The severity of bleeding was strongly related to the risk of vascular occlusive events. As regards myocardial infarction, it is possible that this could be a direct causal relationship whereby bleeding compounds any imbalance in myocardial oxygen supply and demand thus precipitating myocardial ischemia. Indeed, this may explain the observation from the CRASH-2 trial that tranexamic acid administration reduced the risk of myocardial infarction through the proposed mechanism of reducing bleeding [1]. Trauma may illicit some of the same stressors as surgery and studies investigating perioperative myocardial infarction describe myocardial oxygen supply-demand imbalance from hypotension and postoperative tachycardia, as a cause of MI in surgical patients [29], [30].

On the other hand severe trauma through tissue injury, initiates the systemic inflammatory response syndrome (SIRS), characterised by up-regulation of the innate immune response with systemic activation and release of pro-inflammatory cytokines, chemokines, free radical products and “damage”-associated molecular patterns (DAMPs) [31]–[34]. Inflammation has a well recognised role in the pathogenesis of acute coronary syndromes, contributing to local plaque rupture and thrombosis within the coronary circulation [35]–[37]. Thus the extent of bleeding may simply be a marker of the severity of tissue damage and the resulting inflammatory response. Pro-inflammatory mechanisms may also explain why blunt versus penetrating trauma was associated with arterial events in our study as we can hypothesise that blunt trauma produces greater and more distributed tissue injury thus providing a stronger inflammatory response. Severity of injury has been associated with pro-inflammatory cytokine levels including IL-6 and IL-10 [38], [39]. The interruption of inflammatory pathways may provide another role for tranexamic acid in reducing the risk of myocardial infarction in this setting. Tranexamic acid prevents the binding of plasminogen to fibrin which activates plasmin. Plasmin is not only involved in fibrinolysis but also activates many key inflammatory components including neutrophils and macrophages and is a potent chemoattractant for immune cells [40].
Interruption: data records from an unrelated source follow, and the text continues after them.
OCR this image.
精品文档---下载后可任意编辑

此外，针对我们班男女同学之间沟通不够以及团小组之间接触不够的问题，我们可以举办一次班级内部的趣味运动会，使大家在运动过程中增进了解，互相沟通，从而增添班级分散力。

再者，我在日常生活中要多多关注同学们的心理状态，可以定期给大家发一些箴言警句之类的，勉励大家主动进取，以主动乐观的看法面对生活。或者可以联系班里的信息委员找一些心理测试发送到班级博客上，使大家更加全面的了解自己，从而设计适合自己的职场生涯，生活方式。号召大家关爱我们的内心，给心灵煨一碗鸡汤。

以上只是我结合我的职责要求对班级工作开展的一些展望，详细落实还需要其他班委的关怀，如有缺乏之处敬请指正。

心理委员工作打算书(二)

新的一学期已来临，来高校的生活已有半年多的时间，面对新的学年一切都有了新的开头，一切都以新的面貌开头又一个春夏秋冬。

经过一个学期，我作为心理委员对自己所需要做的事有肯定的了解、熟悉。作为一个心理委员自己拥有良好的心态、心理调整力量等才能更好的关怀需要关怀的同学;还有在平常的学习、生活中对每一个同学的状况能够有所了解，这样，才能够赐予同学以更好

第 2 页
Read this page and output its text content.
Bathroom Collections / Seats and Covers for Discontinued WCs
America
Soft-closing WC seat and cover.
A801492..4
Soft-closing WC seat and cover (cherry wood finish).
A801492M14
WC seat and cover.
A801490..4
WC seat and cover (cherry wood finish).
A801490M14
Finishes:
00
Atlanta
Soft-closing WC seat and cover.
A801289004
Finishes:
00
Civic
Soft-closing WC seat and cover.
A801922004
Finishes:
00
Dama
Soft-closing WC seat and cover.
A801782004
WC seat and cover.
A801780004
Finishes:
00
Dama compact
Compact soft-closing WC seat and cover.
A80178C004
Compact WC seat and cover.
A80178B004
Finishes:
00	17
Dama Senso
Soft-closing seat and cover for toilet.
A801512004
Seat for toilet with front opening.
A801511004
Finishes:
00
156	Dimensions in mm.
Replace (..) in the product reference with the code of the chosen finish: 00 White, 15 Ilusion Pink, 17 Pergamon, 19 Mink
The possible mechanisms underlying venous vascular events after trauma have previously been described by Virchow's triad of stasis, hypercoagulability and endothelial cell damage [41]. Previous studies have demonstrated a hypercoagulable state days after the initial injury [42], [43]. Inflammatory processes may also be playing a role in the development of venous occlusive events as there is considerable cross-talk between the coagulation and inflammation pathways [44]. In addition to the initial injury, the sickest patients will undergo multiple procedures and have prolonged hospital admission both of which can contribute to increased risk for venous occlusive events [45]. Patients with severe and ongoing haemorrhage may have been deemed to be too high risk to receive thromboprophylaxis which could result in increased venous occlusive events in these patients.

Implications of the study

Our study highlights the importance of both venous and arterial vascular events in the bleeding trauma patient. Although clinicians treating trauma patients have long prioritised stopping bleeding and preventing venous occlusive complications, clinicians should also be aware of arterial complications. Another implication of our study is that measures taken to reduce bleeding in trauma patients might in turn reduce the risk of vascular occlusive complications.